While my research interests definitely dip into labor, my reading up to this point has led me to be more familiar with mercantile culture. Cooper's discussion of the artisan bears a great deal of similarity with the development of the merchant in this period. Both the merchant and the artisan show growing economic power, social standing, and cultural importance in the Middle Ages. Furthermore, each demonstrates some social concerns over the growing importance of a continuously monetized and commercialized society. One primary difference perhaps lies with the merchants more negative image, especially closer to twelfth and thirteenth centuries, but both the merchant and the artisan represent a similar issue: a form of employment that, due to changes in population and commercialization, gains greater power to transgress social boundaries. It is of little wonder then that Cooper's first chapter in particular treats texts that deal with the intersection of the merchant and artisan, predominately in their marketplace interactions. In these texts, such as Caxton's Dialogues, Cooper discusses how the role of the merchant in moving the artisan's goods to market creates tension, yet even in buying from the artisan directly Caxton's text suggests tactics ranging from demeaning the quality of the artisan's work to ad hominem attacks in order to attain a good price for the goods in question.

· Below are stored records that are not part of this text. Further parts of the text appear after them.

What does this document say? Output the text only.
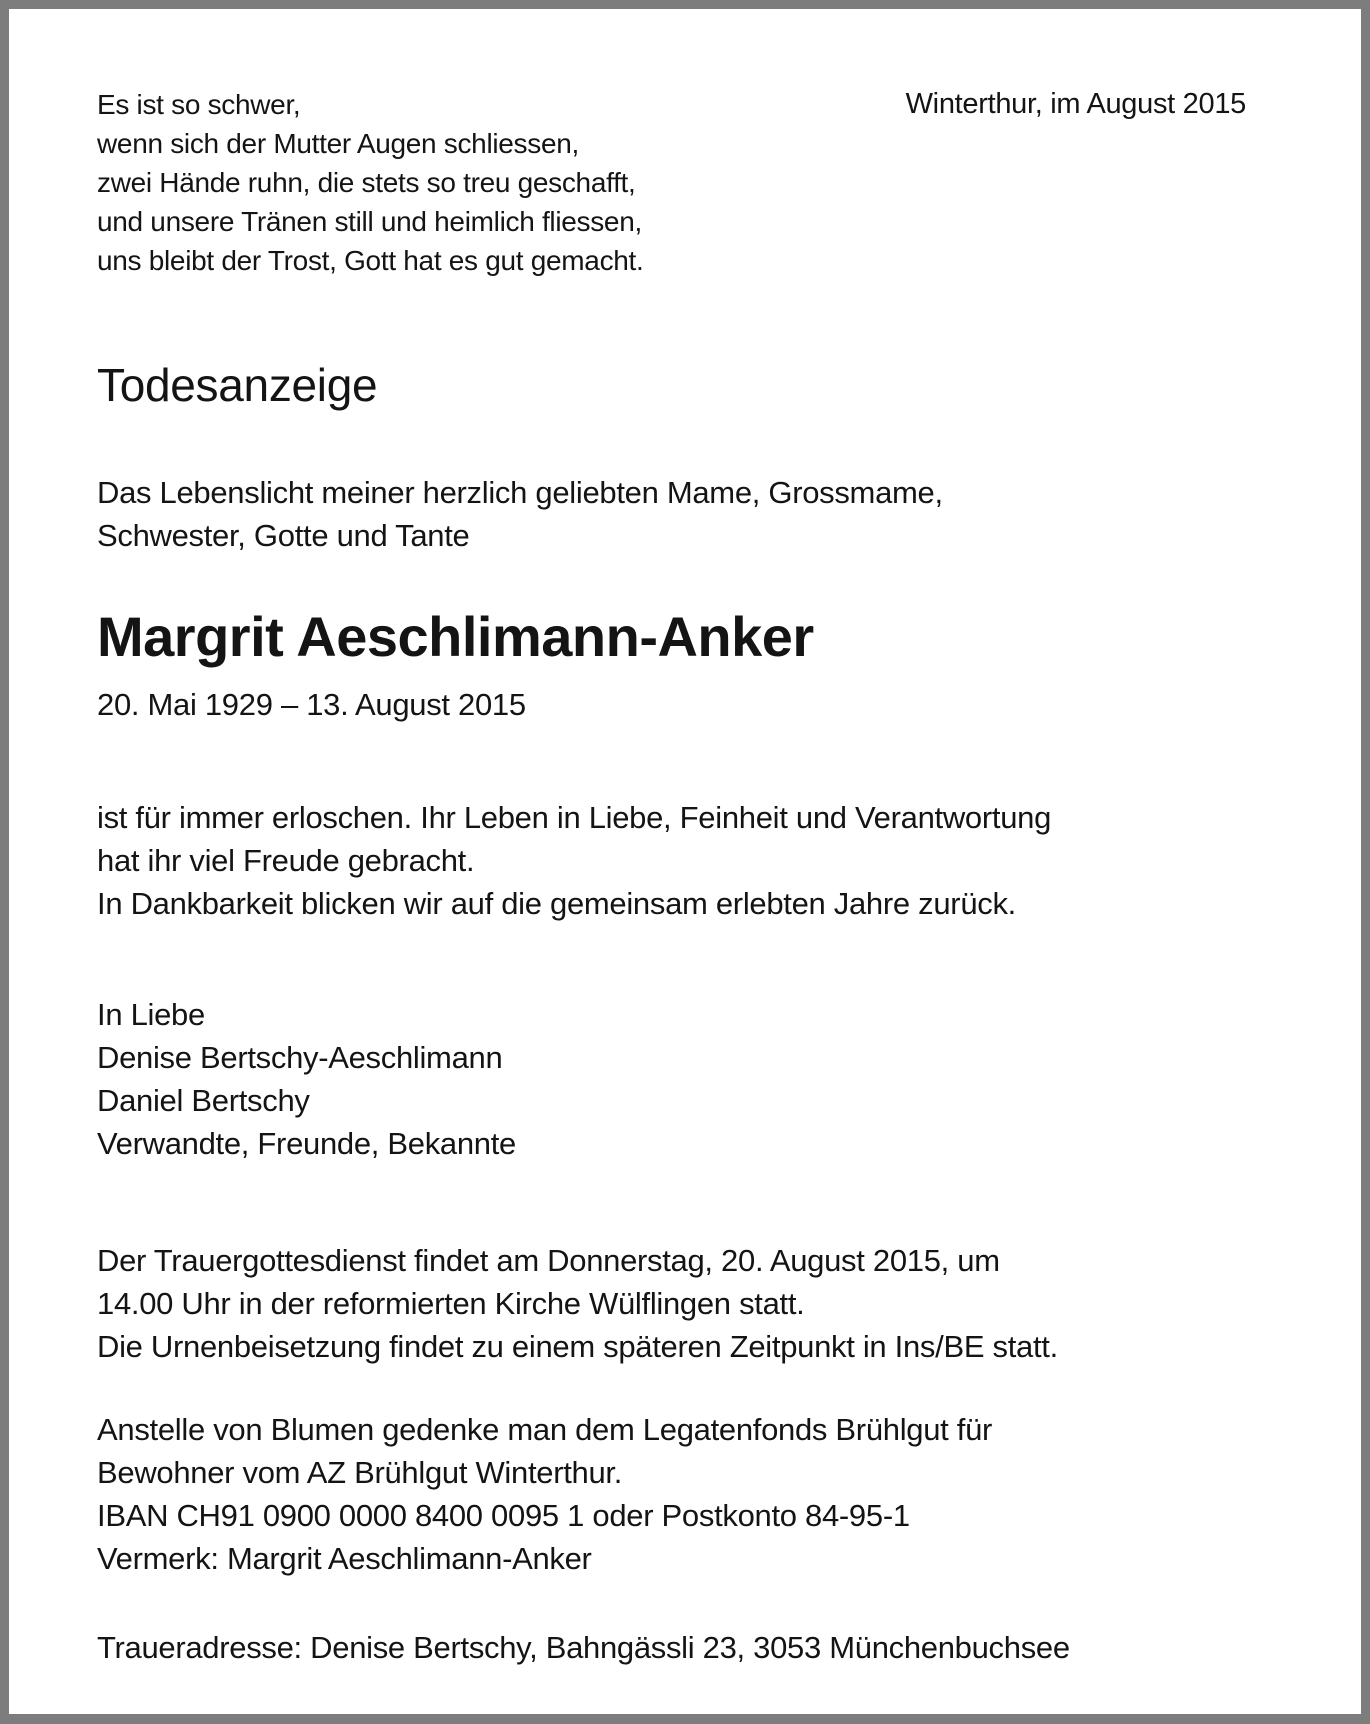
Es ist so schwer,
wenn sich der Mutter Augen schliessen,
zwei Hände ruhn, die stets so treu geschafft,
und unsere Tränen still und heimlich fliessen,
uns bleibt der Trost, Gott hat es gut gemacht.
Winterthur, im August 2015
Todesanzeige
Das Lebenslicht meiner herzlich geliebten Mame, Grossmame,
Schwester, Gotte und Tante
Margrit Aeschlimann-Anker
20. Mai 1929 – 13. August 2015
ist für immer erloschen. Ihr Leben in Liebe, Feinheit und Verantwortung
hat ihr viel Freude gebracht.
In Dankbarkeit blicken wir auf die gemeinsam erlebten Jahre zurück.
In Liebe
Denise Bertschy-Aeschlimann
Daniel Bertschy
Verwandte, Freunde, Bekannte
Der Trauergottesdienst findet am Donnerstag, 20. August 2015, um
14.00 Uhr in der reformierten Kirche Wülflingen statt.
Die Urnenbeisetzung findet zu einem späteren Zeitpunkt in Ins/BE statt.
Anstelle von Blumen gedenke man dem Legatenfonds Brühlgut für
Bewohner vom AZ Brühlgut Winterthur.
IBAN CH91 0900 0000 8400 0095 1 oder Postkonto 84-95-1
Vermerk: Margrit Aeschlimann-Anker
Traueradresse: Denise Bertschy, Bahngässli 23, 3053 Münchenbuchsee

I also found Cooper's second chapter of great interest, specifically in how she considers artisans as "not only makers of domestic space, but residents in it"(58, original emphasis). Often, previous critical attention on artisans has focused predominantly on guild construction and culture, possibly due in large part to the survival of several guild documents. Cooper makes the point, for example, that much previous critical work on artisans has focused on mystery play cycles due to the direct involvement of guilds in the production of the texts and performances alike. Instead of following this trend, Cooper, traces artisan culture through a number of texts, spending a fair amount of time on Chaucer's The Canterbury Tales. While Chaucer's texts have certainly met with their fair share of attention, Cooper uses the social cross section that the Tales provides to show the interaction between artisan cultures of various levels, even pushing to explore the gender dynamics contained therein. Cooper's text deserves more engaged treatment than is provided here, and I certainly find the voice that her text adds to the conversation of my exam reading valuable and pleasing.